Compounds degradable in water, a proposal to end electronic waste

Brian Adam

Most electronic gadgets, when they reach their useful life cycle or simply, when they are replaced in preference to a new one, end up in the trash.

The generation and accumulation of these wastes is not a new problem. In search of a solution, a team of scientists developed a circuit compound that disintegrates with water.


Circuit compounds that dissolve submerged in water

In order to make the recycling of small electronic products easier, a research team from the American Chemical Society developed a nanocomposite based on two metals, for use in circuits. This material stands out for its ability to disintegrate when submerged in water.

Through an article in the publication ACS Applied Materials & Interfaces, the researchers presented their proposal and reported that in their tests, they managed to dissolve in 40 hours the circuits of the prototype of a smartwatch, created specifically for this purpose. The image attached to this article shows the watch in its initial state in the upper half and its degraded state in the lower part.

Although the recycling of damaged parts and the reuse of particular compounds from a discarded gadget is possible, this alternative focuses on another edge of the problem. The rescue of these components requires manual intervention, piece by piece and device by device, a condition that in many cases makes this initiative unapproachable, given the volume of electronic waste that usually circulates.

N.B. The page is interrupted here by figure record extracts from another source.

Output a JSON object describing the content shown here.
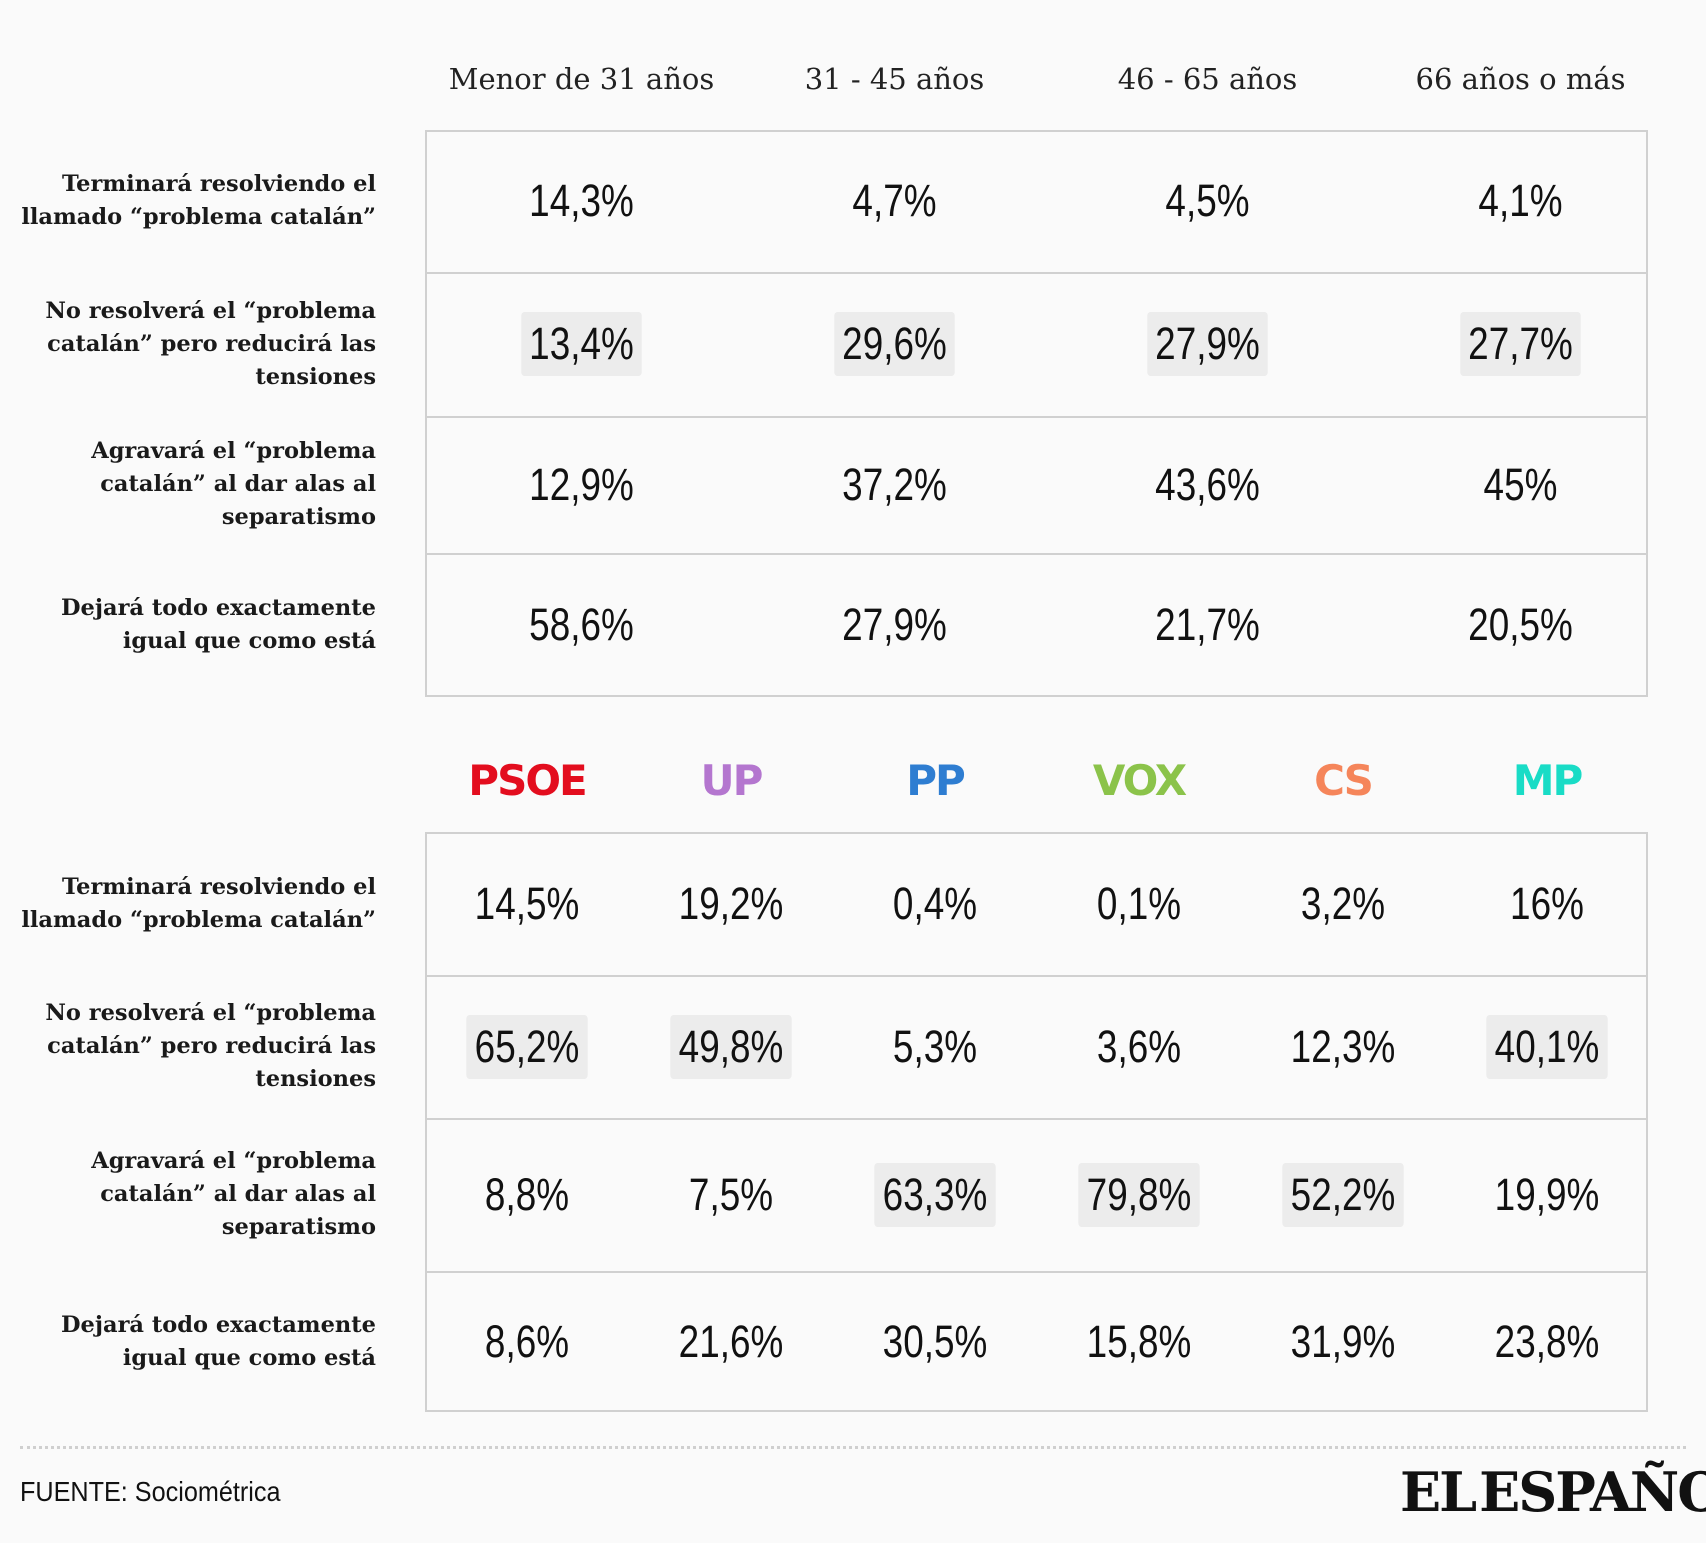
{
  "chart_data": [
    {
      "type": "table",
      "columns": [
        "Menor de 31 años",
        "31 - 45 años",
        "46 - 65 años",
        "66 años o más"
      ],
      "rows": [
        {
          "label": "Terminará resolviendo el llamado “problema catalán”",
          "values": [
            "14,3%",
            "4,7%",
            "4,5%",
            "4,1%"
          ],
          "highlight": [
            false,
            false,
            false,
            false
          ]
        },
        {
          "label": "No resolverá el “problema catalán” pero reducirá las tensiones",
          "values": [
            "13,4%",
            "29,6%",
            "27,9%",
            "27,7%"
          ],
          "highlight": [
            true,
            true,
            true,
            true
          ]
        },
        {
          "label": "Agravará el “problema catalán” al dar alas al separatismo",
          "values": [
            "12,9%",
            "37,2%",
            "43,6%",
            "45%"
          ],
          "highlight": [
            false,
            false,
            false,
            false
          ]
        },
        {
          "label": "Dejará todo exactamente igual que como está",
          "values": [
            "58,6%",
            "27,9%",
            "21,7%",
            "20,5%"
          ],
          "highlight": [
            false,
            false,
            false,
            false
          ]
        }
      ]
    },
    {
      "type": "table",
      "columns": [
        {
          "name": "PSOE",
          "color": "#e30d1e"
        },
        {
          "name": "UP",
          "color": "#b476cf"
        },
        {
          "name": "PP",
          "color": "#2e7dd1"
        },
        {
          "name": "VOX",
          "color": "#8bc34a"
        },
        {
          "name": "CS",
          "color": "#f5855a"
        },
        {
          "name": "MP",
          "color": "#19dcc6"
        }
      ],
      "rows": [
        {
          "label": "Terminará resolviendo el llamado “problema catalán”",
          "values": [
            "14,5%",
            "19,2%",
            "0,4%",
            "0,1%",
            "3,2%",
            "16%"
          ],
          "highlight": [
            false,
            false,
            false,
            false,
            false,
            false
          ]
        },
        {
          "label": "No resolverá el “problema catalán” pero reducirá las tensiones",
          "values": [
            "65,2%",
            "49,8%",
            "5,3%",
            "3,6%",
            "12,3%",
            "40,1%"
          ],
          "highlight": [
            true,
            true,
            false,
            false,
            false,
            true
          ]
        },
        {
          "label": "Agravará el “problema catalán” al dar alas al separatismo",
          "values": [
            "8,8%",
            "7,5%",
            "63,3%",
            "79,8%",
            "52,2%",
            "19,9%"
          ],
          "highlight": [
            false,
            false,
            true,
            true,
            true,
            false
          ]
        },
        {
          "label": "Dejará todo exactamente igual que como está",
          "values": [
            "8,6%",
            "21,6%",
            "30,5%",
            "15,8%",
            "31,9%",
            "23,8%"
          ],
          "highlight": [
            false,
            false,
            false,
            false,
            false,
            false
          ]
        }
      ]
    }
  ],
  "footer": {
    "source": "FUENTE: Sociométrica",
    "logo_text_left": "EL",
    "logo_text_right": "ESPAÑOL"
  }
}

To arrive at the presented proposal, the same research team, led by Xian Huang, developed a zinc-based nanocomposite for use in temporary circuits, soluble in water, but without the ability to conduct the adequate amount of energy for electrical devices. Consumer electronics.


In this new stage, the researchers modified the zinc-based nanocomposite, adding silver nanowires to it, which ensured a high potential for energy conduction. Then, they silk-screened the metallic solution on pieces of vinyl alcohol (also called poly), a polymer that degrades in water, and made the circuits solid with the application of small drops of water, which facilitate chemical reactions and then evaporate.

Under this premise, the team made a functional smartwatch, with a heart rate, blood oxygen and pedometer, with Bluetooth connectivity. Its multiple circuit boards were printed with this nanocomposite, inside a 3D printed poly box.

According to the team’s reports, during the tests carried out the outer area of ​​the watch withstood the sweat without complications, but once the entire device was completely submerged in the water, both the outer polymer case and the internal circuits dissolved. completely, after 40 hours.

The researchers suggest that the two-metal nanocomposite they presented may be useful for the production of transient-use devices, with performance that matches that of commercial models.